California hotel workers strike over pay, workload

Fight for ability to raise families, to end E-Verify

By Norton Sandler
July 17, 2023
Thousands of striking hotel workers, mainly women, marched July 4 in Los Angeles, above, and in Santa Monica. Members of UNITE HERE are demanding an immediate $5 hourly wage raise.
MilitantThousands of striking hotel workers, mainly women, marched July 4 in Los Angeles, above, and in Santa Monica. Members of UNITE HERE are demanding an immediate $5 hourly wage raise.

LOS ANGELES — A spirited rally of 2,000 hotel workers took place on July 4 in downtown Los Angeles. Another was held in Santa Monica. Two days earlier hundreds picketed in front of the Intercontinental Hotel here They chanted “Únete. Únete. A la lucha únete” (Join. Join. Join the fight) and “Sí se puede” (Yes we can).

Members of UNITE HERE Local 11, the majority of whom are women, walked off the job at midnight June 30 at hotels across Southern California after their contract expired.

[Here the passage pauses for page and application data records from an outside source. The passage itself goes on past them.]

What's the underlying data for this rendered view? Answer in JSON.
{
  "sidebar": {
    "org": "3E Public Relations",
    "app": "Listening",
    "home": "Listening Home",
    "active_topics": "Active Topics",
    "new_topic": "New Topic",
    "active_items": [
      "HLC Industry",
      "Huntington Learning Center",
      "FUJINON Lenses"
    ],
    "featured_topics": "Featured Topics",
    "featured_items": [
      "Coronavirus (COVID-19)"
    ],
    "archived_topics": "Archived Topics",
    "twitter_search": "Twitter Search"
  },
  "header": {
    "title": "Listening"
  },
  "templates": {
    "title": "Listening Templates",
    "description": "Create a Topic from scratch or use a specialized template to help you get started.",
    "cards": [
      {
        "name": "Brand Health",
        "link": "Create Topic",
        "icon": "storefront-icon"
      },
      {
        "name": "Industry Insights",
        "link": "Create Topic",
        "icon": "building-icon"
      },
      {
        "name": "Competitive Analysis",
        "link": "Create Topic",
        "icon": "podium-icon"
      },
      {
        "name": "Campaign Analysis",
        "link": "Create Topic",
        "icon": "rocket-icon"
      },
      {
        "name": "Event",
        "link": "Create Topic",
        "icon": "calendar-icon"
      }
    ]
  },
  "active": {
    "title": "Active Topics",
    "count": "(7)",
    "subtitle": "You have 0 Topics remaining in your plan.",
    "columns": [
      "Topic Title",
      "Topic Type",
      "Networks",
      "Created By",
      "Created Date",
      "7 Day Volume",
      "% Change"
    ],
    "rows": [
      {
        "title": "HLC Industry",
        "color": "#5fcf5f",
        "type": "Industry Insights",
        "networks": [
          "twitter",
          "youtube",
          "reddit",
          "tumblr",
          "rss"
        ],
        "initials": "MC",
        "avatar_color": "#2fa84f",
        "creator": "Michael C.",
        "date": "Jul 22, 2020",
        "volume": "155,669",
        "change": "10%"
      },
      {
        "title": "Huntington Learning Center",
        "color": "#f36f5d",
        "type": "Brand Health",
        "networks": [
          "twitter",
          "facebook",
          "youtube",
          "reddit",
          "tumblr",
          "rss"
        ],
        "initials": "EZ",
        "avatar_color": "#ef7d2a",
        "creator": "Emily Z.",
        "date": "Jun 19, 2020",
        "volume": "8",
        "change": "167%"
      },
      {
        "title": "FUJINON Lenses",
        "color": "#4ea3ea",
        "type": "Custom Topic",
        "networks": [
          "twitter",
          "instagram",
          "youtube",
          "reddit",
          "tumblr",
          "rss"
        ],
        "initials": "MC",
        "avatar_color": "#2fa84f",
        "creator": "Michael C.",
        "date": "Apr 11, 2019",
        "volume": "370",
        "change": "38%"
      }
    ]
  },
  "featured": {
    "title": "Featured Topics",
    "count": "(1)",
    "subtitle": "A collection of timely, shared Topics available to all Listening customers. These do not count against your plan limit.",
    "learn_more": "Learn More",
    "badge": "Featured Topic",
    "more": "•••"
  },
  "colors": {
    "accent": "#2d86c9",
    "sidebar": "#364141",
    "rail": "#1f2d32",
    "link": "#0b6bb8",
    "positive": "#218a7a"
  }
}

The union represents some 15,000 cooks, room attendants, dishwashers, servers, bellmen and front desk agents. They are seeking an immediate $5 hourly wage increase, followed by $3 an hour more in each of the next two years of a three-year contract. The union is also fighting for an end to hotel bosses using E-Verify, the Department of Homeland Security-run database used to deny workers without all the proper papers the right to hold a job.

“The main things are wages, better contributions to pensions, to maintain affordable health care and a safer and more humane workload,” Maria Hernandez, communications organizer for UNITE HERE Local 11, told the Militant on the picket line July 2. “These hotels have not increased staffing to pre-pandemic levels. A job that requires three, four, five people, they make one or two people do.”

An article on the union website reports that on June 29, a day before the contract expiration, the Westin Bonaventure, L.A.’s largest hotel, reached a tentative agreement with the union on wages, benefits and staffing levels that will return jobs and hours to pre-pandemic levels; increase contributions by bosses for workers’ pensions; provide access to union jobs for formerly incarcerated individuals; and ban the use of E-Verify in hiring.

Laura Garza, right, Socialist Workers Party candidate for U.S. Senate from California, joins picket line of striking hotel workers, members of UNITE HERE Local 11, at Intercontinental Hotel, Los Angeles, July 2.
Militant/Bill ArthLaura Garza, right, Socialist Workers Party candidate for U.S. Senate from California, joins picket line of striking hotel workers, members of UNITE HERE Local 11, at Intercontinental Hotel, Los Angeles, July 2.

Worker after worker on the picket lines told the Militant how difficult it is for them to raise a family in the Los Angeles area with the steep increases in rent, food, gas and other costs they face here.

“We’ve been trying to negotiate for the last three months,” said Emerson Aparicio, a 37-year-old cook who works at a restaurant on the 69th floor of the Intercontinental Hotel. “They want to take away our health care and benefits. They don’t even want to give half of what we’re asking for in wages.

“Many of us have to work more than one job to make it. Everything is so expensive,” he said. “We don’t want to be out here but it’s necessary. I’m doing this for my family and all my co-workers who have kids and need health care and pensions. We’re here to stay until we win the fight.”

“This is my first time on strike,” April Mendoza, a 30-year-old housekeeper at the Intercontinental, told the Militant. “I have to pay about $200 per month just to park my car in the hotel. I have a 14-year-old daughter. They want us to pay for health care. I pay $2,300 for a two-bedroom apartment. My landlord just raised my rent $150.

Down the street from the L.A. Convention Center at the E-Central Hotel, the Militant spoke with picket Juliza Duran. She has worked here for 17 years and cleans rooms. The bosses make us clean 10 rooms a day, she said. “They give us 45 minutes to complete a room. The bathroom is all glass and you get disciplined if there is even a spot on the glass.”

Duran said she is a single parent with three children. “The rent each month is one full paycheck and half of another,” she said. “You can’t survive like this.

Duran added she’s glad the union has taken up the fight to end the government E-Verify check on workers’ immigration status. “This is fight not just for us, but for everybody,” she said.

Latrice Longino has worked at the E-Central a few months, after several years at the Intercontinental. “It feels great to be out on the picket line, everybody except those not scheduled for work today joined the line as soon as the strike was called,” she said. Like several other workers, she discussed the challenge she faces sustaining and raising her daughter on her current pay. “I also hate the idea they make me pay for parking to go to work every day.”

The strikers need, and deserve, widespread support. For information on how you can support the union, go to the union website www: unitehere11.org.

Strikers returned to work July 5 — for now — as negotiations resumed.